Most foreign and second language classes provide students with exposure to a variety of topics. Beginning level texts typically jump from topic to topic (e. g. “shopping,” “ordering food,” “families”), “readers” usually include several different kinds of short articles (e. g. “nonverbal communication,” “mind, body and health,”) and short stories, and introductory courses in literature usually give the student only one short example of each author’s work. Only later, in advanced courses, does a second language student “specialize,” e. g. by taking classes in “20th century fiction,” and only the most advanced students focus on the work of a single author. The assumption behind this is that exposure to different topics, genres, and styles is beneficial.
This may be all wrong. It may be that narrow input is much more efficient for second language acquisition. It may be much better if second language acquirers specialize early rather than late. This means reading several books by one author or about a single topic of interest. (I focus here on reading, but the idea of narrow input has been applied to listening as well; see e. g. Krashen, 1996; Rodrigo and Krashen, 1996; Dupuy, 1999).
The case for narrow reading is based on the idea that the acquisition of both structure and vocabulary comes from many exposures in a comprehensible context, that is, we acquire new structures and words when we understand messages, many messages, that they encode. Narrow reading facilitates this process in several ways.
First, since each writer has favorite expressions and a distinctive style, and each topic has its own vocabulary and discourse, narrow reading provides built – in review.
Second, background knowledge is a tremendous facilitator of comprehension. An acquirer of English reading a John Grisham novel who understands the legal system in the U. S.
will understand the book much better than someone unfamiliar with courts and legal procedures in the U. S. The reader with better background will also acquire more English from the novel, because it is more comprehensible. Narrow readers gain more contextual knowledge as they read narrowly: The more one reads in one area, the more one learns about the area, and the easier one finds subsequent reading in the area (and the more one acquires of the language).
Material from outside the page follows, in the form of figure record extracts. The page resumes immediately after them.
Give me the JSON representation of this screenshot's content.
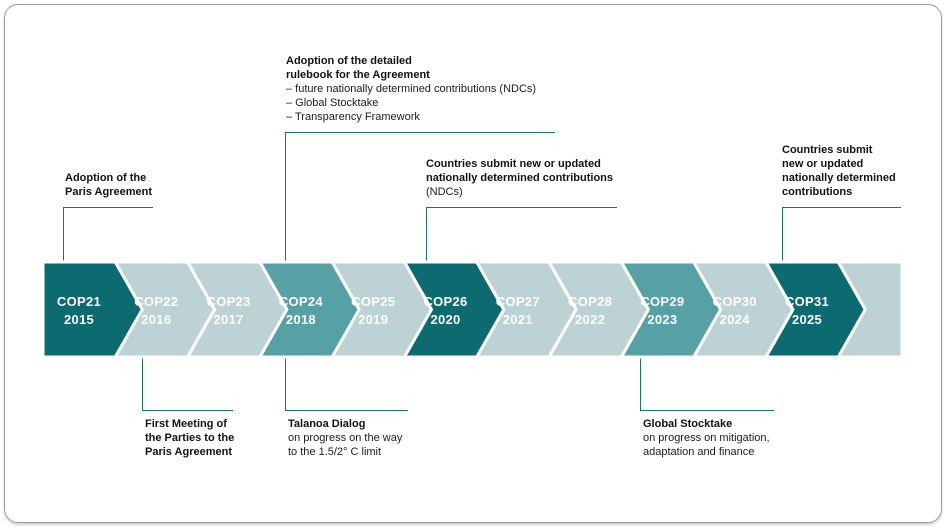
{
  "colors": {
    "dark": "#0c6b70",
    "medium": "#55a1a6",
    "light": "#bdd2d5",
    "gap": "#ffffff",
    "connector": "#1b7278"
  },
  "timeline": {
    "cops": [
      {
        "name": "COP21",
        "year": "2015",
        "shade": "dark"
      },
      {
        "name": "COP22",
        "year": "2016",
        "shade": "light"
      },
      {
        "name": "COP23",
        "year": "2017",
        "shade": "light"
      },
      {
        "name": "COP24",
        "year": "2018",
        "shade": "medium"
      },
      {
        "name": "COP25",
        "year": "2019",
        "shade": "light"
      },
      {
        "name": "COP26",
        "year": "2020",
        "shade": "dark"
      },
      {
        "name": "COP27",
        "year": "2021",
        "shade": "light"
      },
      {
        "name": "COP28",
        "year": "2022",
        "shade": "light"
      },
      {
        "name": "COP29",
        "year": "2023",
        "shade": "medium"
      },
      {
        "name": "COP30",
        "year": "2024",
        "shade": "light"
      },
      {
        "name": "COP31",
        "year": "2025",
        "shade": "dark"
      }
    ],
    "trailing_shade": "light"
  },
  "annotations": {
    "paris": {
      "title": "Adoption of the\nParis Agreement",
      "body": ""
    },
    "rulebook": {
      "title": "Adoption of the detailed\nrulebook for the Agreement",
      "body": "–  future nationally determined contributions (NDCs)\n–  Global Stocktake\n–  Transparency Framework"
    },
    "ndc2020": {
      "title": "Countries submit new or updated\nnationally determined contributions",
      "body": "(NDCs)"
    },
    "ndc2025": {
      "title": "Countries submit\nnew or updated\nnationally determined\ncontributions",
      "body": ""
    },
    "first_meeting": {
      "title": "First Meeting of\nthe Parties to the\nParis Agreement",
      "body": ""
    },
    "talanoa": {
      "title": "Talanoa Dialog",
      "body": "on progress on the way\nto the 1.5/2° C limit"
    },
    "stocktake": {
      "title": "Global Stocktake",
      "body": "on progress on mitigation,\nadaptation and finance"
    }
  }
}
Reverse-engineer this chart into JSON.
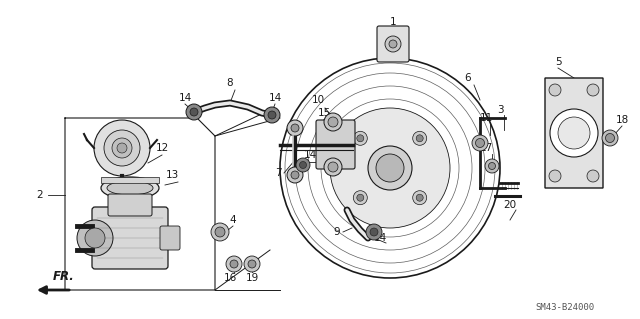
{
  "background_color": "#ffffff",
  "line_color": "#1a1a1a",
  "catalog_num": "SM43-B24000",
  "figsize": [
    6.4,
    3.19
  ],
  "dpi": 100
}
Reading one John Grisham novel will make subsequent John Grisham novels more comprehensible.
An example of this can be termed “the first few pages” effect (pointed out to me by Mari Wesche; see also Yang, 2001). Intermediate foreign language students, reading a novel in the foreign language, often report that they find the first few pages of a new author’s work tough going. After this initial difficulty, the rest of the book goes much easier. This is due to the fact that the context, the story, was new, and, in addition, the reader had not adjusted to the author’s style. Providing only short and varied selections never allows language acquirers to get beyond this stage. Instead, it forces them to move from frustration to frustration.
It may be argued that narrow reading produces only the ability to read in one area. This is not true. Deep reading in any topic will provide exposure to a tremendous amount of syntax and vocabulary that is used in other topics. Any technical field, for example, will use “subtechnical” vocabulary, words such as “function,” “inference,” “isolate,” “relation,” etc. (Cowan, 1974).